At last. With the hubbub of Christmas (weeks and weeks of it) quietening, clear space to think again.

I woke at 9am today in an empty house (i put the cat out last night, to have this rare bliss). I can’t remember the last time I slept so late, so soundly. I opened up Strong Words – my tarot pack – to find an interview with Derek Walcott where he talks to Matthew Hollis about 2 things i’ve been considering lately: the nature of truth, and the poet on his/her poetry. Of the latter, DW says something like, the most pertinent insight into the poet’s thoughts about his/her poetry is contained in the poems. He compares it to a painter not necessarily feeling a need to explain the process and technique of a painting, the way a writer might.
Here is the painting, look. And here is the poem.
DW also says “The primary responsibility (of a poet) is honesty to his craft, and not to lie…”.
Not lying is not the same as sticking to the facts. I think that an illusive truth – what Herzog calls ‘the ecstatic flash’ – is often found outside facts and reality. Stories can teach us so much that the News can’t.

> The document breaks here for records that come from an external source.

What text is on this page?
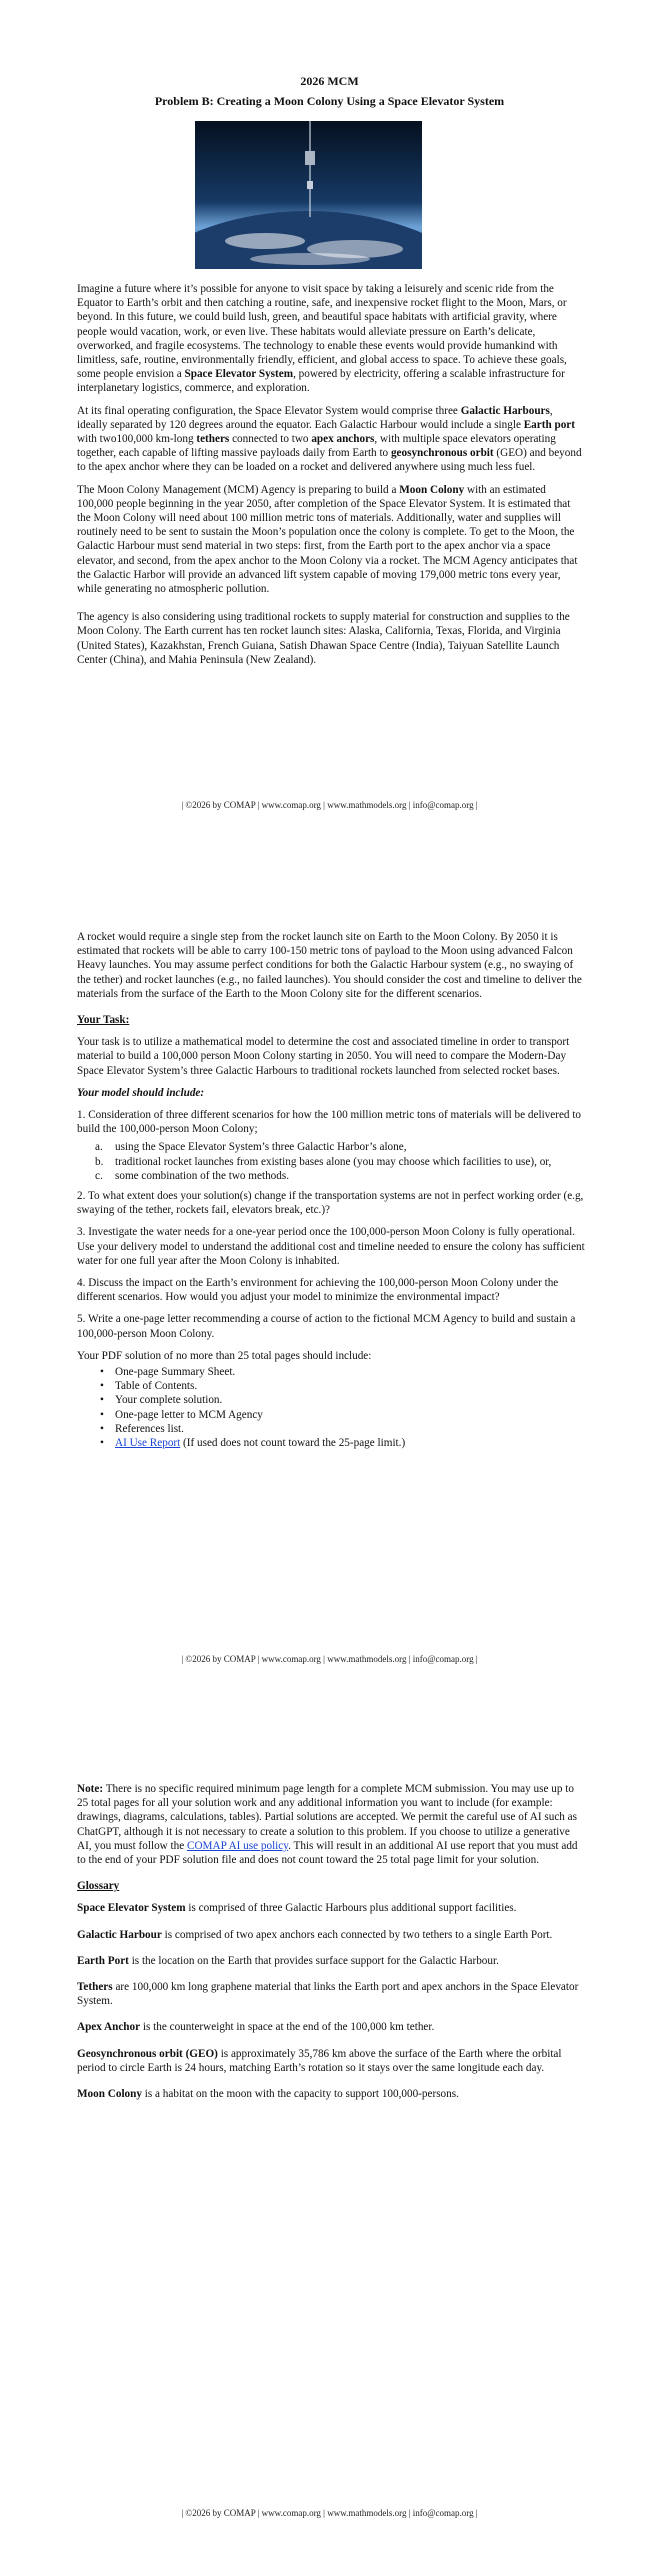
2026 MCM
Problem B: Creating a Moon Colony Using a Space Elevator System

Imagine a future where it’s possible for anyone to visit space by taking a leisurely and scenic ride from the Equator to Earth’s orbit and then catching a routine, safe, and inexpensive rocket flight to the Moon, Mars, or beyond. In this future, we could build lush, green, and beautiful space habitats with artificial gravity, where people would vacation, work, or even live. These habitats would alleviate pressure on Earth’s delicate, overworked, and fragile ecosystems. The technology to enable these events would provide humankind with limitless, safe, routine, environmentally friendly, efficient, and global access to space. To achieve these goals, some people envision a Space Elevator System, powered by electricity, offering a scalable infrastructure for interplanetary logistics, commerce, and exploration.

At its final operating configuration, the Space Elevator System would comprise three Galactic Harbours, ideally separated by 120 degrees around the equator. Each Galactic Harbour would include a single Earth port with two100,000 km-long tethers connected to two apex anchors, with multiple space elevators operating together, each capable of lifting massive payloads daily from Earth to geosynchronous orbit (GEO) and beyond to the apex anchor where they can be loaded on a rocket and delivered anywhere using much less fuel.

The Moon Colony Management (MCM) Agency is preparing to build a Moon Colony with an estimated 100,000 people beginning in the year 2050, after completion of the Space Elevator System. It is estimated that the Moon Colony will need about 100 million metric tons of materials. Additionally, water and supplies will routinely need to be sent to sustain the Moon’s population once the colony is complete. To get to the Moon, the Galactic Harbour must send material in two steps: first, from the Earth port to the apex anchor via a space elevator, and second, from the apex anchor to the Moon Colony via a rocket. The MCM Agency anticipates that the Galactic Harbor will provide an advanced lift system capable of moving 179,000 metric tons every year, while generating no atmospheric pollution.

The agency is also considering using traditional rockets to supply material for construction and supplies to the Moon Colony. The Earth current has ten rocket launch sites: Alaska, California, Texas, Florida, and Virginia (United States), Kazakhstan, French Guiana, Satish Dhawan Space Centre (India), Taiyuan Satellite Launch Center (China), and Mahia Peninsula (New Zealand).

| ©2026 by COMAP | www.comap.org | www.mathmodels.org | info@comap.org |

A rocket would require a single step from the rocket launch site on Earth to the Moon Colony. By 2050 it is estimated that rockets will be able to carry 100-150 metric tons of payload to the Moon using advanced Falcon Heavy launches. You may assume perfect conditions for both the Galactic Harbour system (e.g., no swaying of the tether) and rocket launches (e.g., no failed launches). You should consider the cost and timeline to deliver the materials from the surface of the Earth to the Moon Colony site for the different scenarios.

Your Task:

Your task is to utilize a mathematical model to determine the cost and associated timeline in order to transport material to build a 100,000 person Moon Colony starting in 2050. You will need to compare the Modern-Day Space Elevator System’s three Galactic Harbours to traditional rockets launched from selected rocket bases.

Your model should include:

1. Consideration of three different scenarios for how the 100 million metric tons of materials will be delivered to build the 100,000-person Moon Colony;

a. using the Space Elevator System’s three Galactic Harbor’s alone,
b. traditional rocket launches from existing bases alone (you may choose which facilities to use), or,
c. some combination of the two methods.

2. To what extent does your solution(s) change if the transportation systems are not in perfect working order (e.g, swaying of the tether, rockets fail, elevators break, etc.)?

3. Investigate the water needs for a one-year period once the 100,000-person Moon Colony is fully operational. Use your delivery model to understand the additional cost and timeline needed to ensure the colony has sufficient water for one full year after the Moon Colony is inhabited.

4. Discuss the impact on the Earth’s environment for achieving the 100,000-person Moon Colony under the different scenarios. How would you adjust your model to minimize the environmental impact?

5. Write a one-page letter recommending a course of action to the fictional MCM Agency to build and sustain a 100,000-person Moon Colony.

Your PDF solution of no more than 25 total pages should include:

• One-page Summary Sheet.
• Table of Contents.
• Your complete solution.
• One-page letter to MCM Agency
• References list.
• AI Use Report (If used does not count toward the 25-page limit.)
| ©2026 by COMAP | www.comap.org | www.mathmodels.org | info@comap.org |

Note: There is no specific required minimum page length for a complete MCM submission. You may use up to 25 total pages for all your solution work and any additional information you want to include (for example: drawings, diagrams, calculations, tables). Partial solutions are accepted. We permit the careful use of AI such as ChatGPT, although it is not necessary to create a solution to this problem. If you choose to utilize a generative AI, you must follow the COMAP AI use policy. This will result in an additional AI use report that you must add to the end of your PDF solution file and does not count toward the 25 total page limit for your solution.

Glossary

Space Elevator System is comprised of three Galactic Harbours plus additional support facilities.

Galactic Harbour is comprised of two apex anchors each connected by two tethers to a single Earth Port.

Earth Port is the location on the Earth that provides surface support for the Galactic Harbour.

Tethers are 100,000 km long graphene material that links the Earth port and apex anchors in the Space Elevator System.

Apex Anchor is the counterweight in space at the end of the 100,000 km tether.

Geosynchronous orbit (GEO) is approximately 35,786 km above the surface of the Earth where the orbital period to circle Earth is 24 hours, matching Earth’s rotation so it stays over the same longitude each day.

Moon Colony is a habitat on the moon with the capacity to support 100,000-persons.

| ©2026 by COMAP | www.comap.org | www.mathmodels.org | info@comap.org |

I’ve been thinking about both these things in some sessions I ran at MRC Westminster as part of my mini-residency there with English PEN. It seems to me that talking about your own poems, explaining them, can be like showing a magic trick after you’ve revealed the trick. There’s no magic anymore.

I can hear an owl hoot. It must be noon by the kitchen clock – a different bird calls every hour. The owl’s call should really be at midnight but the clock is silent then, when we sleep.

A year is ending, a new one about to begin. We balance on the cusp, all of us, full of hopes and desires for the new year. I want mine to have lots of good work in it, plenty of reading and writing, and love and good health for everyone. I know the last is not possible, but we can hope.
And happiness – a good amount of that too. Also fun – for the children and for us all.